On the Photonuclear Rates Calculation for Nuclear Transmutation of Beta Decay Nuclides by Application of the Ginzburg-landau Theory

The main aim of this paper is to found which are the conditions the photonuclear reactions in order to accelerate the beta decay of radionuclides. Therefore, it was developed a new model where the photonuclear reaction at above the giant resonance cross section (GR) is viewed as an incident photon creating superconducting hot spot (hot belt) across nucleons from a neutron-proton[n-p] pair (a quasi-deuteron ) of the valence bosons of a unstable nuclide, accordingly with IBAF model and, followed by a thermally induced vortex crossing, which turns superconducting hot belt into the normal state (vacuum) resulting in a vortex assisted photon beta decay with the fermion (e+,e-) release (capture), and eventually the pair break-up by a reaction.
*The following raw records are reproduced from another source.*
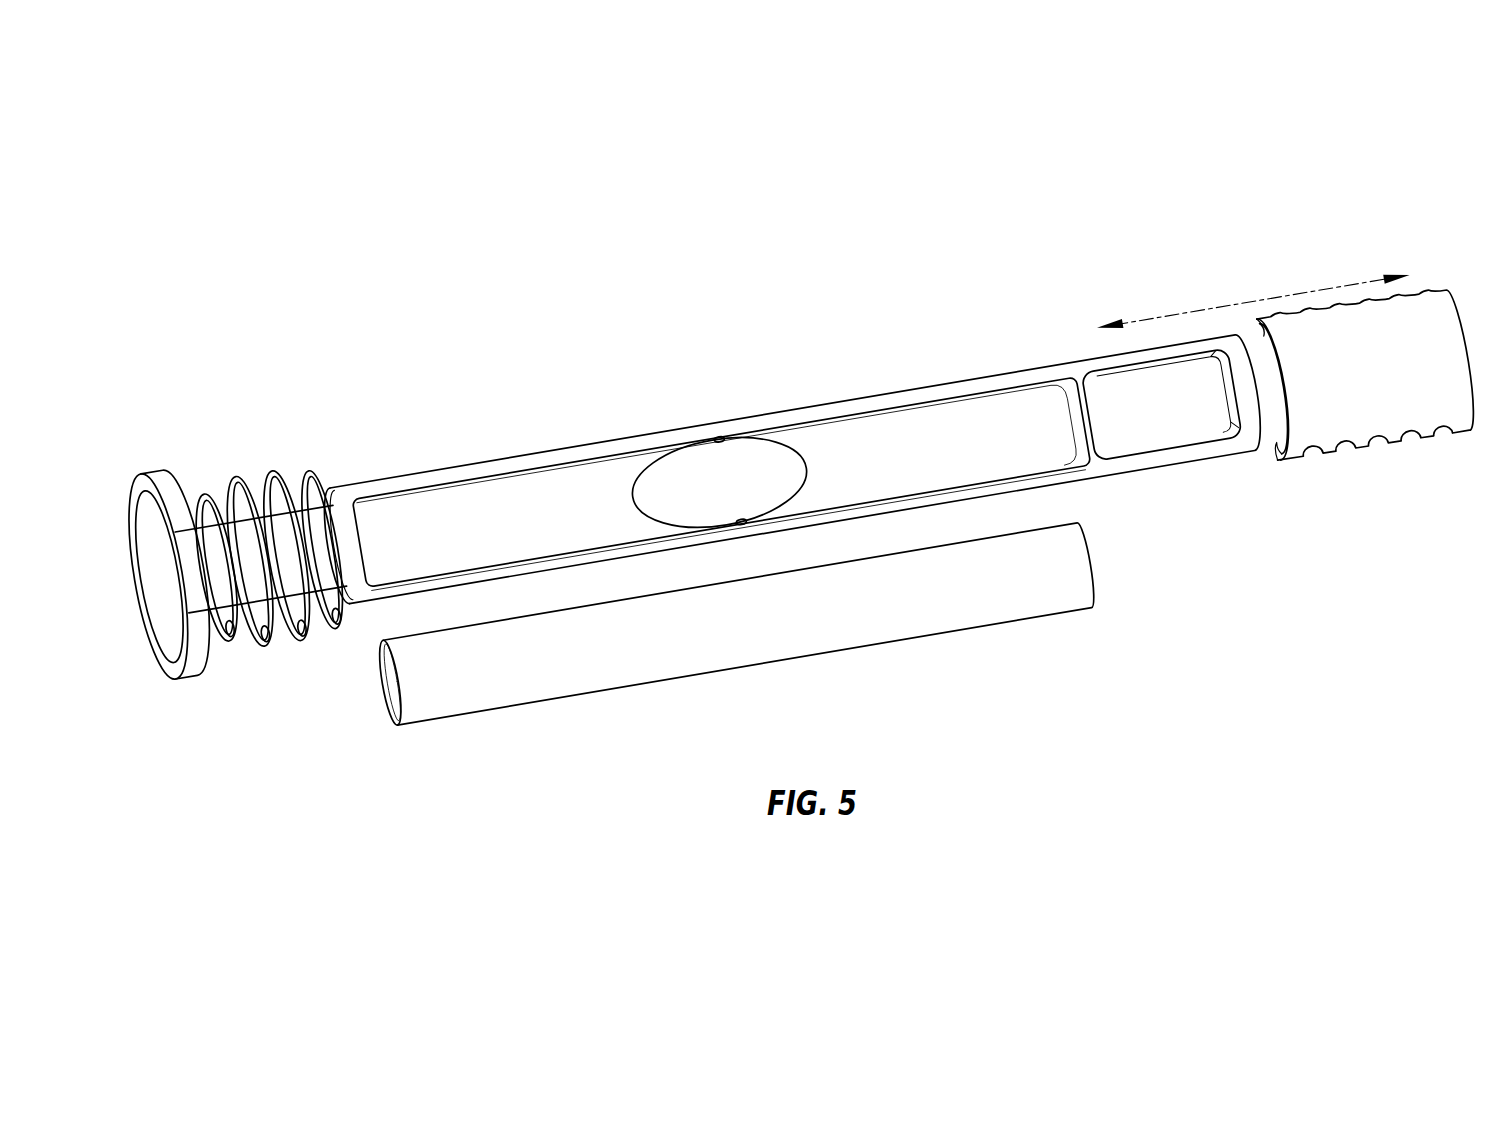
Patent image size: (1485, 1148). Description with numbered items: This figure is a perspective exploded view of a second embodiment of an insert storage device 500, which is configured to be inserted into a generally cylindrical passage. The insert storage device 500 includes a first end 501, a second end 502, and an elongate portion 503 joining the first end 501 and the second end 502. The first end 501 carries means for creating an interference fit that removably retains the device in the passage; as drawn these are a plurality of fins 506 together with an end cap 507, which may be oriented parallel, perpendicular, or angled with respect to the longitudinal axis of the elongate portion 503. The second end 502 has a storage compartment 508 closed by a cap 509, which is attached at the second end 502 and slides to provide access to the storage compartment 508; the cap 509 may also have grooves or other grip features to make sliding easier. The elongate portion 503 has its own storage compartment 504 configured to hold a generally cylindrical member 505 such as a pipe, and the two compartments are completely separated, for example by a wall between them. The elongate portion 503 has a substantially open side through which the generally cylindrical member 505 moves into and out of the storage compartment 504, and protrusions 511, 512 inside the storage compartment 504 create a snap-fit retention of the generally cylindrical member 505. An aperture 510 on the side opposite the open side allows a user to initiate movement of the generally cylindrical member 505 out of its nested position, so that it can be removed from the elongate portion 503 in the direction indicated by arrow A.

The insert storage device 500 is at (168, 228).
The first end 501 is at (328, 403).
The second end 502 is at (1438, 215).
The elongate portion 503 is at (1062, 280).
The storage compartment 504 is at (875, 462).
The generally cylindrical member 505 is at (383, 688).
The fins 506 is at (323, 622).
The end cap 507 is at (173, 676).
The storage compartment 508 is at (1173, 427).
The cap 509 is at (1342, 398).
The aperture 510 is at (650, 500).
The protrusion 511 is at (721, 443).
The protrusion 512 is at (733, 517).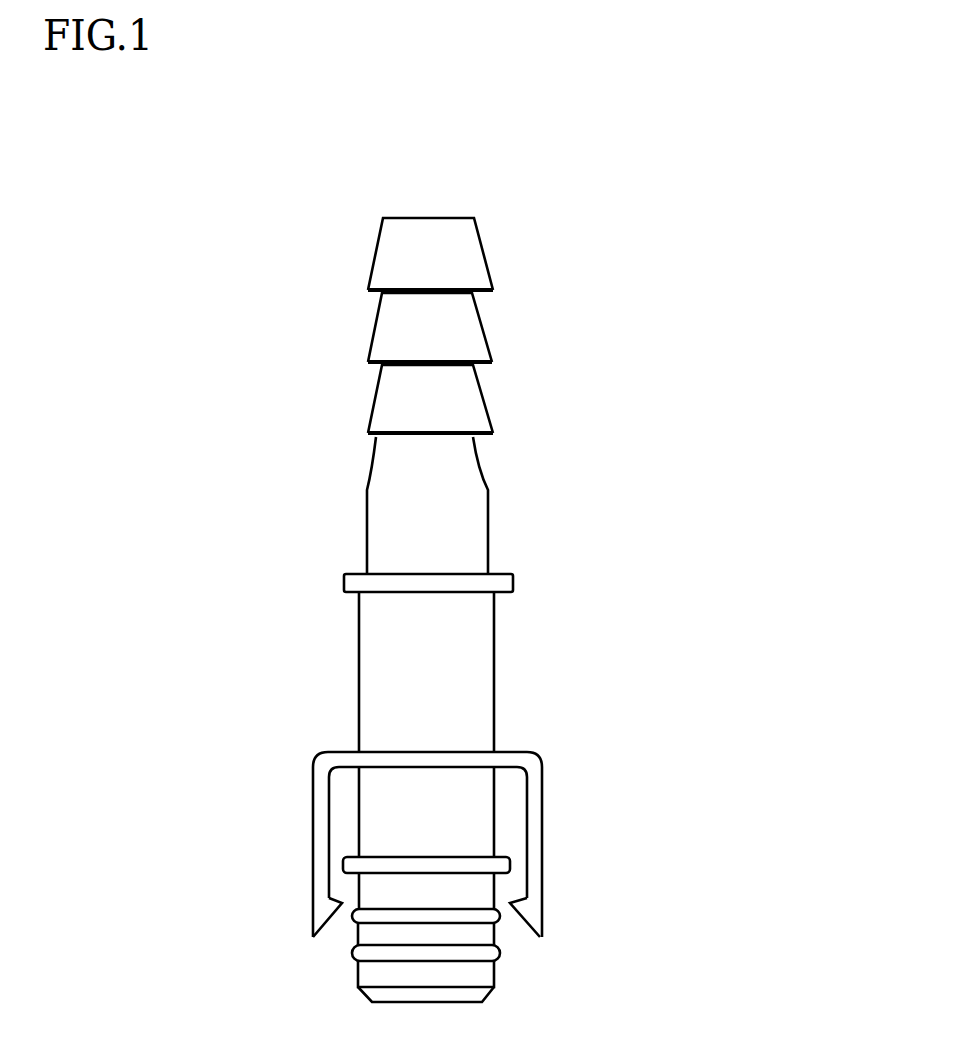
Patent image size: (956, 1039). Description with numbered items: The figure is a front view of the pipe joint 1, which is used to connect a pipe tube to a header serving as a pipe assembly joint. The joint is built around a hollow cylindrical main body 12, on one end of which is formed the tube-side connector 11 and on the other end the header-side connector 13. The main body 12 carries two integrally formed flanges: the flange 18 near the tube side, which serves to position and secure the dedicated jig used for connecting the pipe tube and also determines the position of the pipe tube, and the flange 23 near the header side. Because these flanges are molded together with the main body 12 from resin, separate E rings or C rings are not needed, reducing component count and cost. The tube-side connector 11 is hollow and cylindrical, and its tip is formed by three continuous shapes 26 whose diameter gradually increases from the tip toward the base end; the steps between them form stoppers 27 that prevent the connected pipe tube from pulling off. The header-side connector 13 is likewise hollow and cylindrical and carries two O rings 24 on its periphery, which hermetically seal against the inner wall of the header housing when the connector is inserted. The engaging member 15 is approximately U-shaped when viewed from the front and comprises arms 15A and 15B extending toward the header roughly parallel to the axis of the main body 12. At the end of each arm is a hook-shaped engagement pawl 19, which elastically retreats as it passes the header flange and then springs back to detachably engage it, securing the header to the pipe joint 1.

The pipe joint 1 is at (762, 245).
The tube-side connector 11 is at (472, 508).
The main body 12 is at (495, 637).
The header-side connector 13 is at (472, 973).
The engaging member 15 is at (451, 844).
The arm 15A is at (533, 837).
The arm 15B is at (312, 833).
The flange 18 is at (500, 582).
The engagement pawl 19 is at (318, 912).
The flange 23 is at (507, 867).
The O ring 24 is at (355, 915).
The continuous shape 26 is at (470, 257).
The stopper 27 is at (370, 291).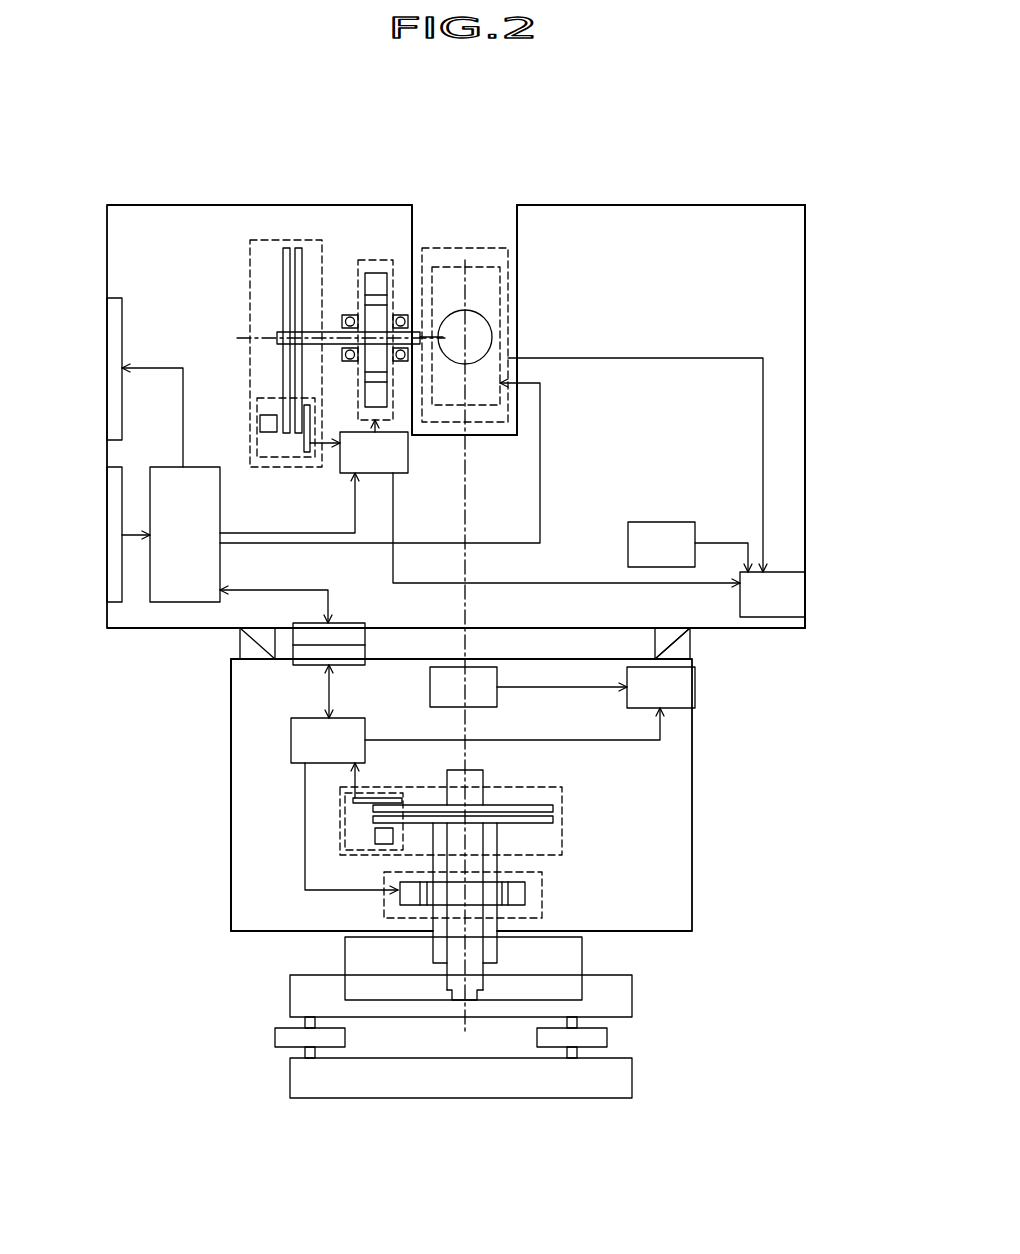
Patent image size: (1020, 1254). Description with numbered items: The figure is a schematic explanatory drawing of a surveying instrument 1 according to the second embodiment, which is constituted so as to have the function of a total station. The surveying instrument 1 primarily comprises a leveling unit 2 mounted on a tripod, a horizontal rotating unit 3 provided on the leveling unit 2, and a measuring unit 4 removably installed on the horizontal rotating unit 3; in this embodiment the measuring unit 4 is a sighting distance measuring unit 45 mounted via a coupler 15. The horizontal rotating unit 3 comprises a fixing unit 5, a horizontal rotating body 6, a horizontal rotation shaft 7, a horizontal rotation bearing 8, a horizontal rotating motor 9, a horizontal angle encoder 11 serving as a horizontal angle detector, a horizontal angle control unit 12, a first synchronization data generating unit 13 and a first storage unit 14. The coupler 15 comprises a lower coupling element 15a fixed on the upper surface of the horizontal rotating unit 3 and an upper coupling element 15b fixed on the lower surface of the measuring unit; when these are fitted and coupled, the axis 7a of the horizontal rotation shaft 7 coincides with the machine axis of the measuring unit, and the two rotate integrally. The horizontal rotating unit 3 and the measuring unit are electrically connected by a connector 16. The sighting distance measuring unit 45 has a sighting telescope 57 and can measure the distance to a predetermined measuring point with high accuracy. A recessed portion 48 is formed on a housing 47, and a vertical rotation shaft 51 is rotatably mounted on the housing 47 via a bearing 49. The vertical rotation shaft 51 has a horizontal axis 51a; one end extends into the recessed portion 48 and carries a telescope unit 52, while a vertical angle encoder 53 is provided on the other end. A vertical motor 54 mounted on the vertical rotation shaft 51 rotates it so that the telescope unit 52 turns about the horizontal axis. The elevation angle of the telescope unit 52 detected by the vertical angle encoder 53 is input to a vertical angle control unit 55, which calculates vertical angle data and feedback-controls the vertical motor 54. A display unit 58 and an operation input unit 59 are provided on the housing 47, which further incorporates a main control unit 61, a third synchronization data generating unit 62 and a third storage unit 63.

The surveying instrument 1 is at (321, 150).
The leveling unit 2 is at (632, 995).
The horizontal rotating unit 3 is at (697, 803).
The measuring unit 4 is at (628, 205).
The sighting distance measuring unit 45 is at (661, 377).
The fixing unit 5 is at (582, 950).
The horizontal rotating body 6 is at (231, 870).
The horizontal rotation shaft 7 is at (483, 797).
The axis 7a is at (467, 835).
The horizontal rotation bearing 8 is at (497, 953).
The horizontal rotating motor 9 is at (540, 892).
The horizontal angle encoder 11 is at (562, 818).
The horizontal angle control unit 12 is at (291, 743).
The first synchronization data generating unit 13 is at (430, 686).
The first storage unit 14 is at (695, 708).
The coupler 15 is at (232, 645).
The lower coupling element 15a is at (692, 645).
The upper coupling element 15b is at (653, 642).
The connector 16 is at (375, 647).
The housing 47 is at (737, 205).
The recessed portion 48 is at (498, 222).
The bearing 49 is at (344, 312).
The vertical rotation shaft 51 is at (330, 346).
The horizontal axis 51a is at (268, 338).
The telescope unit 52 is at (458, 248).
The vertical angle encoder 53 is at (278, 240).
The vertical motor 54 is at (380, 260).
The vertical angle control unit 55 is at (408, 455).
The sighting telescope 57 is at (488, 315).
The display unit 58 is at (107, 363).
The operation input unit 59 is at (107, 555).
The main control unit 61 is at (198, 467).
The third synchronization data generating unit 62 is at (660, 522).
The third storage unit 63 is at (790, 572).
Since, a such model requires data on energies of vortex and on currents from inside of the nucleon, an analogue of a superconductor model was developed for the nucleon, and tested on the data of natural beta decay viewed as dark count. The results consist in obtaining a precise value of the threshold energy of the photons when the beta decay of the radionuclides is accelerated. Such efficient installations could be , for example, the laser ELI-NP in construction in Romania for the higher energy photons source.